Radiological Investigations

Low and intermediate risk patients with a positive D-dimer and high risk patients require further imaging. Imaging techniques include the following:

  • CT pulmonary angiogram (CTPA)

CTPA is the investigation of choice due to its greater sensitivity and specificity for PE than V/Q scanning and its ability to identify alternate diagnoses. The sensitivity of CTPA is between 85-90% but its negative predictive value is high (96-97%) and therefore it can reliably exclude PE even in high risk groups18,19. Studies that have followed up patients sent home following negative CTPAs found favourable outcomes so it would seem that even if some PEs are missed these are likely to be small and unlikely to reoccur. CTPA can identify very small PEs in peripheral vessels below the 5th division of the pulmonary artery. There is some debate as to whether this size of thrombus may represent the normal turn-over of clot in the body which have been filtered out by the lung. At the moment however evidence that these small clots do not require treatment is lacking and for ethical reasons such evidence may not be forthcoming in the future.

In patients with a high pre-test probability for PE, CTPA may be falsely negative. Thus in patients with a high clinical suspicion of PE and a negative CTPA, additional imaging may be considered (e.g. D-Dimer, leg ultrasound, MRI, invasive pulmonary angiography)

The image above is a CTPA showing massive filling defect (clot) in main pulmonary vessels. Click on the CT to enlarge.

  • Isotope lung scanning (V/Q scanning)

V/Q scanning can be used for patients with a normal chest radiograph and no chronic cardiopulmonary disease.
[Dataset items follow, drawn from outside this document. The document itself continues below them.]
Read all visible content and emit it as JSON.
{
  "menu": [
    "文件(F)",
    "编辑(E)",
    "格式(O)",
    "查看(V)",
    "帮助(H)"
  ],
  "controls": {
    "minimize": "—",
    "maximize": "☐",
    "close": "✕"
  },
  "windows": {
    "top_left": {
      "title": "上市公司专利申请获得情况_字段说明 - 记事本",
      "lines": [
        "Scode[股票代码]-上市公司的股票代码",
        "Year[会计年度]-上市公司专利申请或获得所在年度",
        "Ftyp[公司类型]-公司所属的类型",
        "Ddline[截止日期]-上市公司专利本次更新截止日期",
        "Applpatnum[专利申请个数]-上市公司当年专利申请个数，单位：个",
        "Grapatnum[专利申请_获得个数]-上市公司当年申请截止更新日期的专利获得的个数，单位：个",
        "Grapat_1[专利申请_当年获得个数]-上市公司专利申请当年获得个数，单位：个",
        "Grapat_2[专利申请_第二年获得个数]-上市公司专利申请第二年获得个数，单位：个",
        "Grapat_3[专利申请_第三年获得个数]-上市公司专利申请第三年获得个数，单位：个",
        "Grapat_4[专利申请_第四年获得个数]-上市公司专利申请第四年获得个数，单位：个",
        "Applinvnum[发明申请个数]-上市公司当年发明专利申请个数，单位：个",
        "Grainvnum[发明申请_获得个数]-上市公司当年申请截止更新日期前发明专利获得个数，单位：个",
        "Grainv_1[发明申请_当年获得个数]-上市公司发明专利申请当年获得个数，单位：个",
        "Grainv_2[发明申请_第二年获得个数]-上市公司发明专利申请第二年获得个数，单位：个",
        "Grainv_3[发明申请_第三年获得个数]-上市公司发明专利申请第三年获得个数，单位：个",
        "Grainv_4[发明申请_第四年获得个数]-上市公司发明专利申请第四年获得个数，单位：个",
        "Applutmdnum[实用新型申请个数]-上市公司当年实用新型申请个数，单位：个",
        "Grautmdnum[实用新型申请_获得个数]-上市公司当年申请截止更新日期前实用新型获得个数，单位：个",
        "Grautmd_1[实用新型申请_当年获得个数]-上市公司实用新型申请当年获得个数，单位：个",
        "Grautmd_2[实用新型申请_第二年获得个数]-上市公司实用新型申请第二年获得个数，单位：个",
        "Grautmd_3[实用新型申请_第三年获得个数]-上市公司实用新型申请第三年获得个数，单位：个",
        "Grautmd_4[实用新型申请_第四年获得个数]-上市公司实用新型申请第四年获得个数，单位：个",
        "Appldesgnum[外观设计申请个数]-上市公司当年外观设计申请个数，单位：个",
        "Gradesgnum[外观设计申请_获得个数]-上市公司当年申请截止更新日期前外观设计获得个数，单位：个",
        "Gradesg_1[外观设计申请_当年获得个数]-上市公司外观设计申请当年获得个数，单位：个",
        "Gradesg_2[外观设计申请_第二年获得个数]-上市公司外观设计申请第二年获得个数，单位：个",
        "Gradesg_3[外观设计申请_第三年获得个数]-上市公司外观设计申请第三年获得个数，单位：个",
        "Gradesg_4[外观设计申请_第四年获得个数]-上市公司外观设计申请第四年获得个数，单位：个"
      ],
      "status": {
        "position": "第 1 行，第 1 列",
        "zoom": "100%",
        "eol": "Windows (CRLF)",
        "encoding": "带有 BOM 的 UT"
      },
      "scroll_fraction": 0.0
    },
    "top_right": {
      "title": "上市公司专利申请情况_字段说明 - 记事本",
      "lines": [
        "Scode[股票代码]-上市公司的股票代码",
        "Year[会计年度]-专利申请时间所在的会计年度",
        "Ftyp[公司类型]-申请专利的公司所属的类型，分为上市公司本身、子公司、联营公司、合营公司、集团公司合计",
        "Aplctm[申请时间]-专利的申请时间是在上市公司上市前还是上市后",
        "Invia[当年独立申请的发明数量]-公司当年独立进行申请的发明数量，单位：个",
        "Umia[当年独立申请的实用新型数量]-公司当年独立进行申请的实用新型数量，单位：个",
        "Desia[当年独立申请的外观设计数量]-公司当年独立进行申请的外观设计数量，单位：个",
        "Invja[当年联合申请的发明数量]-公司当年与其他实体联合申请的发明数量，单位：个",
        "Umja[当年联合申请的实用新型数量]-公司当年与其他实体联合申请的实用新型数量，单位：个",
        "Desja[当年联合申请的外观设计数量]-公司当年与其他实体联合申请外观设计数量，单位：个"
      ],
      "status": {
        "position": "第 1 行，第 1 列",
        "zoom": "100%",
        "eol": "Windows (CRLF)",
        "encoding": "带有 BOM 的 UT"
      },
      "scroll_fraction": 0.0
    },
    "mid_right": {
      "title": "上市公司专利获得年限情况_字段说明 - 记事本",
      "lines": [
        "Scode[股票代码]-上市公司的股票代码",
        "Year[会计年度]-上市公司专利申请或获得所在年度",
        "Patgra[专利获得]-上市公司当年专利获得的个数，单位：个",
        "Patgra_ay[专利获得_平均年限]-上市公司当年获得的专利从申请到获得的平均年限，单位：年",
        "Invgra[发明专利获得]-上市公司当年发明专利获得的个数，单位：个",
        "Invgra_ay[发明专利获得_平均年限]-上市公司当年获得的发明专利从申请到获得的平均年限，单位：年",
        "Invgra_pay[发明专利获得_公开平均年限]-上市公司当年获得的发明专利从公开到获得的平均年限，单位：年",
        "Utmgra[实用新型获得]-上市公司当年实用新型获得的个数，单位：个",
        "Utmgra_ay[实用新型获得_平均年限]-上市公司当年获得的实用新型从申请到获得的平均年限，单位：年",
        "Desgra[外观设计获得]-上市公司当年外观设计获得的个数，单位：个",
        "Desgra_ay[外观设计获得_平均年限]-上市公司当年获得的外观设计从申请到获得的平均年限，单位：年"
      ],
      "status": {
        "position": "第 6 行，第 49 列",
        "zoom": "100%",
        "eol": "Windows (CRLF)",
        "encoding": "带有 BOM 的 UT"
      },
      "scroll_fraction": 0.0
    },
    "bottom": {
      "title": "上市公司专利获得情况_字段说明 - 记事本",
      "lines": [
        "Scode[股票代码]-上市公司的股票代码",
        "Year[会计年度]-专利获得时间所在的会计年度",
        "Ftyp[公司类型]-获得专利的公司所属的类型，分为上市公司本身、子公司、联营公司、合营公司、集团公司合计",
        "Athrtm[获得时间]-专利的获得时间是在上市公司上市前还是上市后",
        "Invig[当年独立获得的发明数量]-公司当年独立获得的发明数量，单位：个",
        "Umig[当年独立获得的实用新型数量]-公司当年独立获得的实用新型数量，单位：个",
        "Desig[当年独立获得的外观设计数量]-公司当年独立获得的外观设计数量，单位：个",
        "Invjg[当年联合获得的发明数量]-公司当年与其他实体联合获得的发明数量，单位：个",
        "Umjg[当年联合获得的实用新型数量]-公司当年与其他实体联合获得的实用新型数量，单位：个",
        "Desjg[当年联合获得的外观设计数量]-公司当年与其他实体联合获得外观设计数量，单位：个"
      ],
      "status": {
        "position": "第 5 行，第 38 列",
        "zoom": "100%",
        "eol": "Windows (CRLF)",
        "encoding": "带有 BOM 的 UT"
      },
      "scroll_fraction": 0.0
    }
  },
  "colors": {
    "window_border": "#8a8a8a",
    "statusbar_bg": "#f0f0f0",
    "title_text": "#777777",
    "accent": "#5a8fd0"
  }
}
It risk stratifies patients into low, intermediate and high probability of pulmonary embolism:

  • For low risk patients with a low probability V/Q scan a PE is considered to have been excluded
  • For high risk patients with high probability V/Q scan then a PE is considered to have been confirmed

Unfortunately, isotope lung scanning rarely confirms the diagnosis of PE reliably and many patients with scans where the probabilities are intermediate and the risks uncertain leaving the clinician with difficult diagnostic decisions or the requirement for further tests. For this reason isotope lung scanning has been largely replaced by CTPA.

  • Echocardiography

Echocardiography can be useful in assisting with the diagnosis of PE especially in seriously ill patients that are too ill to be taken for a CT scan. With large PEs an echocardiogram may provide indirect evidence of the diagnosis revealing right ventricular strain and high PA pressures but only rarely will clot in the right side of the heart or pulmonary artery be seen20. The most common role for echocardiography in PE patients is to risk stratify patients with large PEs who are not haemodynamically unstable in order to help guide management.

  • Ultrasound

Leg vein ultrasound is useful for patients with clinical evidence of a DVT and identification of clot will preclude the need for advanced chest imaging (e.g. in pregnancy). However, a negative scan does not exclude sub clinical DVT and in one study a third of patients with negative leg ultrasound were subsequently found have a pulmonary embolus on angiography21.

Learning Bite

Leg ultrasound alone cannot reliably exclude venous thromboembolism in patients presenting with symptoms suggestive of pulmonary embolism5.

Patients with a negative CTPA, in whom there is ALSO a clinical suspicion of DVT should go on to have imaging of their leg veins.

Note: CTPA and V/Q scanning involve ionising radiation and the injection of contrast media exposing the patient to a level of risk.